The relationship comedy is a current trend in midseason TV (see also: Traffic Light and Happy Endings), and the latest one to make its case for superiority is NBC's Perfect Couples. The producers and cast of the show, including Mary Elizabeth Ellis, Kyle Bornheimer, Olivia Munn, and Hayes MacArthur visited the Winter TCA to talk about what sets their show apart, and how much the actors can relate to their characters.
- So, how is Perfect Couples different from other relationship shows? Exec producer Scott Silveri says that this show is about "who these characters are and how they interact," and hopes that it "feels very honest." Producer Jon Pollack feels that it's just a good time for a show like this because "gender roles have never been more confused," and they see Perfect Couples as an opportunity to subvert gender stereotypes. They stressed an effort to be modern and not be stereotypical, saying that "it's not a beer commercial."
- Kyle Bornheimer and Christine Woods play the most "normal" couple, Mike and Julia, and the married Bornheimer joked that "the show is awful for my marriage, wonderful for my career," because he'll bring home bits from the show that start arguments. Woods likes the modern portrayal of the couple, people who are happy because "you're with your best friend that you want to have sex with."

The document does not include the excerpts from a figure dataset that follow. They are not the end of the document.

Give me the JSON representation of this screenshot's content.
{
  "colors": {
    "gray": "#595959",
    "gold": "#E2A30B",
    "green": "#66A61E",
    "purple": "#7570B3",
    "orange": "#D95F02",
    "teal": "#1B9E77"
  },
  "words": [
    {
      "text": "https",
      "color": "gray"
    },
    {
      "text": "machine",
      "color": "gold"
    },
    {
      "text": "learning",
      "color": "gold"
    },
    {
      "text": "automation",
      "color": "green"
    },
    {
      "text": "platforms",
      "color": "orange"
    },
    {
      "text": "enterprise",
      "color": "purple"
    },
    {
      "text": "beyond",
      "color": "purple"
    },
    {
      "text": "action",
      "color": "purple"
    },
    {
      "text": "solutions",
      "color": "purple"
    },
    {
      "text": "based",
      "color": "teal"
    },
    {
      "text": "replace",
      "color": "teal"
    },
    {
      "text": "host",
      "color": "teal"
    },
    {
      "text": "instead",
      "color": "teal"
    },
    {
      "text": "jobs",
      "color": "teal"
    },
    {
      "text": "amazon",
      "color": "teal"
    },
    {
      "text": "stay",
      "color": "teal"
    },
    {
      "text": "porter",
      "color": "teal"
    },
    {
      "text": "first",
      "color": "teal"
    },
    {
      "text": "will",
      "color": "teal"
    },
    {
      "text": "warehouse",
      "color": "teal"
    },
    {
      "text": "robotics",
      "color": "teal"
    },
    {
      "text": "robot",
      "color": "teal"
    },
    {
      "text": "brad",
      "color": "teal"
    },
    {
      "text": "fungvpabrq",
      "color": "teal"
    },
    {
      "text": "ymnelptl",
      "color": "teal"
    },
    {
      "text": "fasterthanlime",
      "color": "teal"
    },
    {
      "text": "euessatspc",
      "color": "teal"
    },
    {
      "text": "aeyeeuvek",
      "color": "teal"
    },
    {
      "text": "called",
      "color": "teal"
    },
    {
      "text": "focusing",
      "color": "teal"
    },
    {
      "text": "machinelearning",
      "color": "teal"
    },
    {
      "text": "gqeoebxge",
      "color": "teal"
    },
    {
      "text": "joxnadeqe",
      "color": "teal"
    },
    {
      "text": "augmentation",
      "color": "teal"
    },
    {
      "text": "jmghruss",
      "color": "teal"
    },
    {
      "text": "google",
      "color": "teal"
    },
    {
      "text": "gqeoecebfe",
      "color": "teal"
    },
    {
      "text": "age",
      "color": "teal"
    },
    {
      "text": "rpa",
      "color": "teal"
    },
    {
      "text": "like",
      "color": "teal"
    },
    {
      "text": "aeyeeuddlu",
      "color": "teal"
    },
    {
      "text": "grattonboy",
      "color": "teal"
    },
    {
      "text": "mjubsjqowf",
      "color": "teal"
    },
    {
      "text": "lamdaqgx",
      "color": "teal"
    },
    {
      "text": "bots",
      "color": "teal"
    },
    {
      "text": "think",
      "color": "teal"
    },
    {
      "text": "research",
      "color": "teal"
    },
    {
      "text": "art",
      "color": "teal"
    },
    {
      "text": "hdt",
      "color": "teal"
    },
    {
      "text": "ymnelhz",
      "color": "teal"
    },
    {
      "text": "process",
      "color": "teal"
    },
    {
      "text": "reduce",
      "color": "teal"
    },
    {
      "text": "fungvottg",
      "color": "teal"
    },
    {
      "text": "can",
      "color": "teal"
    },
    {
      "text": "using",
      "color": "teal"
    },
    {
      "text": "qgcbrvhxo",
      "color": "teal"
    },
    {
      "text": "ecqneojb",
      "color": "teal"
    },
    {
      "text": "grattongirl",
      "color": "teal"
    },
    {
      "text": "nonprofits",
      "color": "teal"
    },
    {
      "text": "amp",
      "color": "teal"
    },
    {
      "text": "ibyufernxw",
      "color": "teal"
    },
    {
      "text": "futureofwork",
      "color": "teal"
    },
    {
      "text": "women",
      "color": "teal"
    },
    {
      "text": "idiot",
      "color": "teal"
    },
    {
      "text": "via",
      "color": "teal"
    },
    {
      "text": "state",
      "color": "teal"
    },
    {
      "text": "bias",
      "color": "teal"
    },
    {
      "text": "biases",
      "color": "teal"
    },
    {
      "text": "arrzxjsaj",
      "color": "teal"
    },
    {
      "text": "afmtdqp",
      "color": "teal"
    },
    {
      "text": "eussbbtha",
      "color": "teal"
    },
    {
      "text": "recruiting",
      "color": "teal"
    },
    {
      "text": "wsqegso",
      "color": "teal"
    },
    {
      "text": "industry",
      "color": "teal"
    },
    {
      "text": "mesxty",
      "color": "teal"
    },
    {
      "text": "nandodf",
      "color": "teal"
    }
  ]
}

- David Walton and Mary Elizabeth Ellis play the couple who most want to kill each other, Vance and Amy, and Ellis says it's an actor's dream. Ellis said, "We're the part of you that wishes you could scream [at your significant other] and then make out with them." Walton also enjoys playing Rex, saying that it's "fun to play characters who have no filter."

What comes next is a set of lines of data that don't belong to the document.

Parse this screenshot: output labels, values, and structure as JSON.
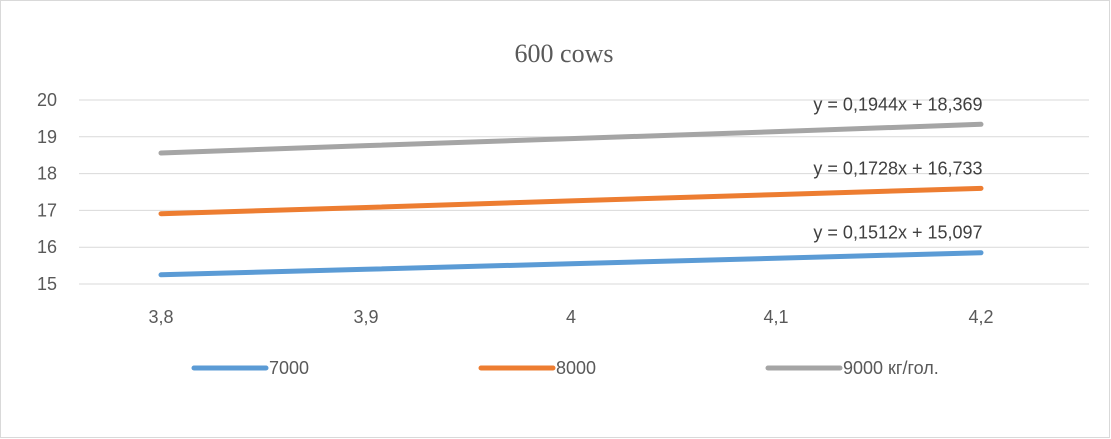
{
  "chart_data": {
    "type": "line",
    "title": "600 cows",
    "x": [
      "3,8",
      "3,9",
      "4",
      "4,1",
      "4,2"
    ],
    "x_values": [
      3.8,
      3.9,
      4.0,
      4.1,
      4.2
    ],
    "y_ticks": [
      "15",
      "16",
      "17",
      "18",
      "19",
      "20"
    ],
    "ylim": [
      15,
      20
    ],
    "grid": true,
    "legend_position": "bottom",
    "series": [
      {
        "name": "7000",
        "color": "#5b9bd5",
        "values": [
          15.25,
          15.4,
          15.55,
          15.7,
          15.85
        ],
        "trendline": "y = 0,1512x + 15,097"
      },
      {
        "name": "8000",
        "color": "#ed7d31",
        "values": [
          16.91,
          17.08,
          17.26,
          17.43,
          17.6
        ],
        "trendline": "y = 0,1728x + 16,733"
      },
      {
        "name": "9000 кг/гол.",
        "color": "#a5a5a5",
        "values": [
          18.56,
          18.76,
          18.95,
          19.14,
          19.34
        ],
        "trendline": "y = 0,1944x + 18,369"
      }
    ]
  }
}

- The third pair of actors, Hayes MacArthur and Olivia Munn, play Rex and Lee, who think they're the perfect couple of the group. MacArthur said he was drawn to the show because of Rex, who may be an "ex-jock party guy," but he's excited about being in a relationship. Though Munn said that MacArthur is nothing like Rex, she said that the characters should be very familiar to everyone: "You either watch the show and you know someone like that, or you are that person."